WASHINGTON: US Congresswoman Rashida Tlaib on Tuesday denounced President Donald Trump’s recent controversial proposal for Palestinians to leave the Gaza Strip, saying: “Palestinians aren’t going anywhere.”
“This president can only spew this fanatical bulls because of bipartisan support in Congress for funding genocide and ethnic cleansing. It’s time for my two-state solution colleagues to speak up,” Tlaib, the first Palestinian American woman to serve in Congress, wrote on X.
Earlier, rebuffing Trump’s comments on Gaza during a Monday White House meeting with Israeli Prime Minister Benjamin Netanyahu, Tlaib said the president is “openly calling for ethnic cleansing while sitting next to a genocidal war criminal.”
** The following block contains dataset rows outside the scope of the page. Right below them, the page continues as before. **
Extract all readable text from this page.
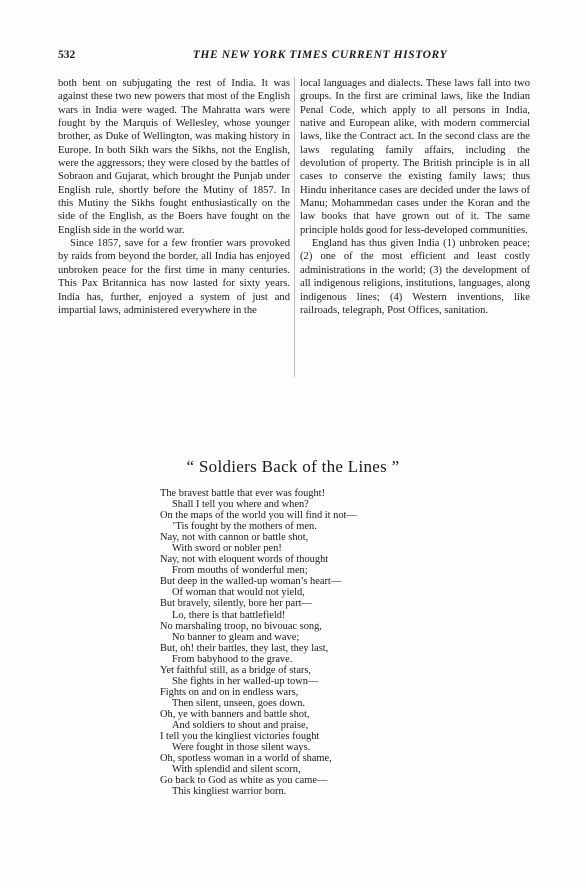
532	THE NEW YORK TIMES CURRENT HISTORY

both bent on subjugating the rest of India. It was against these two new powers that most of the English wars in India were waged. The Mahratta wars were fought by the Marquis of Wellesley, whose younger brother, as Duke of Wellington, was making history in Europe. In both Sikh wars the Sikhs, not the English, were the aggressors; they were closed by the battles of Sobraon and Gujarat, which brought the Punjab under English rule, shortly before the Mutiny of 1857. In this Mutiny the Sikhs fought enthusiastically on the side of the English, as the Boers have fought on the English side in the world war.

Since 1857, save for a few frontier wars provoked by raids from beyond the border, all India has enjoyed unbroken peace for the first time in many centuries. This Pax Britannica has now lasted for sixty years. India has, further, enjoyed a system of just and impartial laws, administered everywhere in the

local languages and dialects. These laws fall into two groups. In the first are criminal laws, like the Indian Penal Code, which apply to all persons in India, native and European alike, with modern commercial laws, like the Contract act. In the second class are the laws regulating family affairs, including the devolution of property. The British principle is in all cases to conserve the existing family laws; thus Hindu inheritance cases are decided under the laws of Manu; Mohammedan cases under the Koran and the law books that have grown out of it. The same principle holds good for less-developed communities.

England has thus given India (1) unbroken peace; (2) one of the most efficient and least costly administrations in the world; (3) the development of all indigenous religions, institutions, languages, along indigenous lines; (4) Western inventions, like railroads, telegraph, Post Offices, sanitation.

“ Soldiers Back of the Lines ”
The bravest battle that ever was fought!
Shall I tell you where and when?
On the maps of the world you will find it not—
’Tis fought by the mothers of men.
Nay, not with cannon or battle shot,
With sword or nobler pen!
Nay, not with eloquent words of thought
From mouths of wonderful men;
But deep in the walled-up woman’s heart—
Of woman that would not yield,
But bravely, silently, bore her part—
Lo, there is that battlefield!
No marshaling troop, no bivouac song,
No banner to gleam and wave;
But, oh! their battles, they last, they last,
From babyhood to the grave.
Yet faithful still, as a bridge of stars,
She fights in her walled-up town—
Fights on and on in endless wars,
Then silent, unseen, goes down.
Oh, ye with banners and battle shot,
And soldiers to shout and praise,
I tell you the kingliest victories fought
Were fought in those silent ways.
Oh, spotless woman in a world of shame,
With splendid and silent scorn,
Go back to God as white as you came—
This kingliest warrior born.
“He’s perfectly fine cutting off working Americans from federal funds while the funding to the Israeli government continues flowing,” she added, referring to Trump’s federal funding freeze ordered last week.
During his meeting with Netanyahu, Trump suggested that Jordan and Egypt should take in Palestinians from Gaza, calling the enclave a demolition site and uninhabitable.
He later doubled down on his proposal at a press conference with Netanyahu, saying the US “will take over the Gaza Strip, and we will do a job with it too.”
“We’ll own it and be responsible for dismantling all of the dangerous unexploded bombs and other weapons on the site, level the site and get rid of the destroyed buildings, level it out, (and) create an economic development that will supply unlimited numbers of jobs and housing for the people of the area,” Trump said.
Jordan, Egypt, and other regional players strongly rejected the proposal, while both the Palestinian Authority and Hamas condemned Trump’s remarks and rejected any attempt to displace Palestinians from their homeland.
Hamas called Trump’s proposal “a recipe for generating chaos and tension,” adding: “Our people in the Gaza Strip will not allow these plans to pass.”
Forcibly displacing a population without justification under international law constitutes a war crime under the Rome Statute of the International Criminal Court.